Karena meningkatnya gejolak iklim dikaitkan dengan berbagai bahaya yang saling terkait, para ilmuwan mengatakan ada kebutuhan mendesak untuk manajemen bencana. Selain itu kesiapsiagaan darurat, dan desain infrastruktur untuk menggabungkan risiko yang makin meningkat dari dampak berjenjang ini juga penting.

Riset tersebut juga menggarisbawahi pentingnya upaya untuk membatasi pemanasan global. Makin sedikit pemanasan, makin sedikit peningkatan gejolak hidro-iklim, kata Swain.

Sebuah Alarm Untuk Berubah

Juru Kampanye Energi Trend Asia Novita Indri mengatakan dari percakapan para ahli yang melakukan analisis terungkap salah satu pemicu utama dari kebakaran ini adalah fenomena angin Santa Ana. Angin ini sifatnya kering dan panas jadi ketika melewati daun-daun kering bisa memantik api.

“Kalau lihat gambar-gambarnya dari foto-foto dan video, angin itu yang menjadi katalis sehingga titik-titik api makin menyebar luas,” kata Novita kepada Konde.co, Selasa (14/1/25).

Namun uniknya adalah kondisi ini terjadi di musim dingin. Oktober hingga April biasanya merupakan musim hujan di California. Tetapi pada Januari ini, wilayah tersebut mengalami kebakaran paling dahsyat yang pernah terjadi. Novita melihat kondisi ini menjadi sebuah alarm bahwa kita saat ini dalam situasi anomali.

Fakta lain adalah sejumlah publikasi dari para saintis menunjukkan tahun 2024 adalah tahun terpanas dalam sejarah manusia. Seperti dilansir Organisasi Meteorologi dunia (WMO) yang menyebutkan pada 2024 suhu rata-rata bumi berada di atas ambang batas 1,5° Celcius sebagaimana tertuang dalam Perjanjian Paris.
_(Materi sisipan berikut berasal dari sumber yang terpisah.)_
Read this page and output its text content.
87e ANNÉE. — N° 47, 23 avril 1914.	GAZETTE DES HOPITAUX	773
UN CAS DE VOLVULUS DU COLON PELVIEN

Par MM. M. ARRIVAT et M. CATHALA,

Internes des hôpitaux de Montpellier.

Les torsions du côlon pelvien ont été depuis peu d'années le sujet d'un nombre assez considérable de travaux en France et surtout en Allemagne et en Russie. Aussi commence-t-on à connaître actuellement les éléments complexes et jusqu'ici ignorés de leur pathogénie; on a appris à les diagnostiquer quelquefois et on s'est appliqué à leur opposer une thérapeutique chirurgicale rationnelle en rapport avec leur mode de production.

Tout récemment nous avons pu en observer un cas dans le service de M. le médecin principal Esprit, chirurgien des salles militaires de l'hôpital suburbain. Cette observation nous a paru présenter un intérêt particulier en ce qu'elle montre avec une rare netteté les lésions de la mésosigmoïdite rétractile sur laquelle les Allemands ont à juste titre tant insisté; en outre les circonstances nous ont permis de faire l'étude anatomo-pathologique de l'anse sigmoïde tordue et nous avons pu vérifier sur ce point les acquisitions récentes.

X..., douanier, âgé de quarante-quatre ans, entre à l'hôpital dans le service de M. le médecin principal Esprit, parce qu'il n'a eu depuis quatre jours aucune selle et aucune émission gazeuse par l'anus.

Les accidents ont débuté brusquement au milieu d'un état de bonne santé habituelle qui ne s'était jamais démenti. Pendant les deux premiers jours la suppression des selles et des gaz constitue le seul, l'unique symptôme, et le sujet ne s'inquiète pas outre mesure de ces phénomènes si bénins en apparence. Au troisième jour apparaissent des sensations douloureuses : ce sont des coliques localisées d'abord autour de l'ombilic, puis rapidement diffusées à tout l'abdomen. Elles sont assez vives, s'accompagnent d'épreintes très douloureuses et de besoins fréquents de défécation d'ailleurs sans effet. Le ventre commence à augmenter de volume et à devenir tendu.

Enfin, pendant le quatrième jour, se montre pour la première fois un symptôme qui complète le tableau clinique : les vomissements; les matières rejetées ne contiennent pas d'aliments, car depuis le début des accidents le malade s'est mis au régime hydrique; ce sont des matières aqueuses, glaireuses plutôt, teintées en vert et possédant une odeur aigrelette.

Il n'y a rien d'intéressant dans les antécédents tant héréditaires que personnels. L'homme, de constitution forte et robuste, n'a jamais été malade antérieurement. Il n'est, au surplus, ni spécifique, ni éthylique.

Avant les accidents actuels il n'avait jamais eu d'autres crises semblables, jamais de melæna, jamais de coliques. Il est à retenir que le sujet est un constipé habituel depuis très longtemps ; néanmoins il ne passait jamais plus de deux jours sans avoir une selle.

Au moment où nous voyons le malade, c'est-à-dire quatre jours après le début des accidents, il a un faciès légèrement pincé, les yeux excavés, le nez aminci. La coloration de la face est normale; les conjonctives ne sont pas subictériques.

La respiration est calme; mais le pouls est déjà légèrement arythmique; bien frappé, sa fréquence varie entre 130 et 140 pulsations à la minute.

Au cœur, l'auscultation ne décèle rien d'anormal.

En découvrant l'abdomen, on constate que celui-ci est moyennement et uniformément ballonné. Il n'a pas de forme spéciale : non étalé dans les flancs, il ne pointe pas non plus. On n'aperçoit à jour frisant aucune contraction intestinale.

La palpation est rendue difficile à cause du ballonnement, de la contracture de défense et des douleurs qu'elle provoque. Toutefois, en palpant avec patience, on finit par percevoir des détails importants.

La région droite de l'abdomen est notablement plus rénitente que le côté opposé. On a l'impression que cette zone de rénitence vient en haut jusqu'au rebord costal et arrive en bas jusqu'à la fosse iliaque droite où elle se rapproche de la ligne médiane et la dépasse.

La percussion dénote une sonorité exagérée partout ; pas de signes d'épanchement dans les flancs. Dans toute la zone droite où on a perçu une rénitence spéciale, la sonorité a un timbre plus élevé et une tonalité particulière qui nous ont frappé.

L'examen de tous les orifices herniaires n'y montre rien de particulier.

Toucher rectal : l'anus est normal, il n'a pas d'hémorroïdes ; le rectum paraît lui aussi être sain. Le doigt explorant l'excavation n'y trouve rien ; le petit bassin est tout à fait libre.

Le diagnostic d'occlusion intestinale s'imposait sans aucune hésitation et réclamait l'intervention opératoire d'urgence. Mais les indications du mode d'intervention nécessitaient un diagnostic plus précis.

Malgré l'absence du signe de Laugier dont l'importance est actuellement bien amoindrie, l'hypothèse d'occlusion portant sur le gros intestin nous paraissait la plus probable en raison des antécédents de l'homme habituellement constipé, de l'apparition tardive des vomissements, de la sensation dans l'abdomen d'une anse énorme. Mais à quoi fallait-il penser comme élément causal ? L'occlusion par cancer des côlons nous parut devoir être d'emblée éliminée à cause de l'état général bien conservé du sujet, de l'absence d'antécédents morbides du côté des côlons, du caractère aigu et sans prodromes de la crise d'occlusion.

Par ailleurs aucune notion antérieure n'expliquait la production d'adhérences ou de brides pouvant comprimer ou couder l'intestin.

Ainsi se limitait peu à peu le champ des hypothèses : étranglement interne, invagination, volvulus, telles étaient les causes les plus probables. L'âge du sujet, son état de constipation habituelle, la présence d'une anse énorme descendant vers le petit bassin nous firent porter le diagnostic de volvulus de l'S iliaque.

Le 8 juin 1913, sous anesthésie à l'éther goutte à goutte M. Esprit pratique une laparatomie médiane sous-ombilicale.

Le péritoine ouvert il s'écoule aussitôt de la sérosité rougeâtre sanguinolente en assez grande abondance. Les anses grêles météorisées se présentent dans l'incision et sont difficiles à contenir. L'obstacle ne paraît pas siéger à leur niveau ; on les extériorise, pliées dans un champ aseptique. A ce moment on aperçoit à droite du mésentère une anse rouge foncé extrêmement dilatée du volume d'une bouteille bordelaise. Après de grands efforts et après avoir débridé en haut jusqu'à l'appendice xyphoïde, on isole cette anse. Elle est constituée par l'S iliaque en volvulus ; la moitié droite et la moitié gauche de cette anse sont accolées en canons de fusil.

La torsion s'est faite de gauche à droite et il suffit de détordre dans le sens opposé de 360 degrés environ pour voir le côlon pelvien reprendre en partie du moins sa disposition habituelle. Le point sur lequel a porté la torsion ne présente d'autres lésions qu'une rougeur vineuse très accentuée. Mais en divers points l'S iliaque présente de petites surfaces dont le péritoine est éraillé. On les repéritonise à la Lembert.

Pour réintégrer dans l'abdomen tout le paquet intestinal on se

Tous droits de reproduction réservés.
WMO menyatakan suhu rata-rata permukaan global 1,55° Celcius, lebih tinggi dibandingkan dengan rata-rata praindustri (1850-1990). Angka ini merupakan hasil konsolidasi dari enam data yang dirilis oleh sejumlah organisasi iklim dari Uni Eropa, Amerika Serikat, Inggris dan Jepang.

“Suhu global yang mengalami kenaikan juga adanya anomali seperti yang terjadi di Amerika dengan fenomena angin Santa Ana dan di belahan bumi lain menjadi sebuah kekhawatiran. Bahwasanya ini adalah bentuk nyata dampak dari krisis iklim,” jelas Novita.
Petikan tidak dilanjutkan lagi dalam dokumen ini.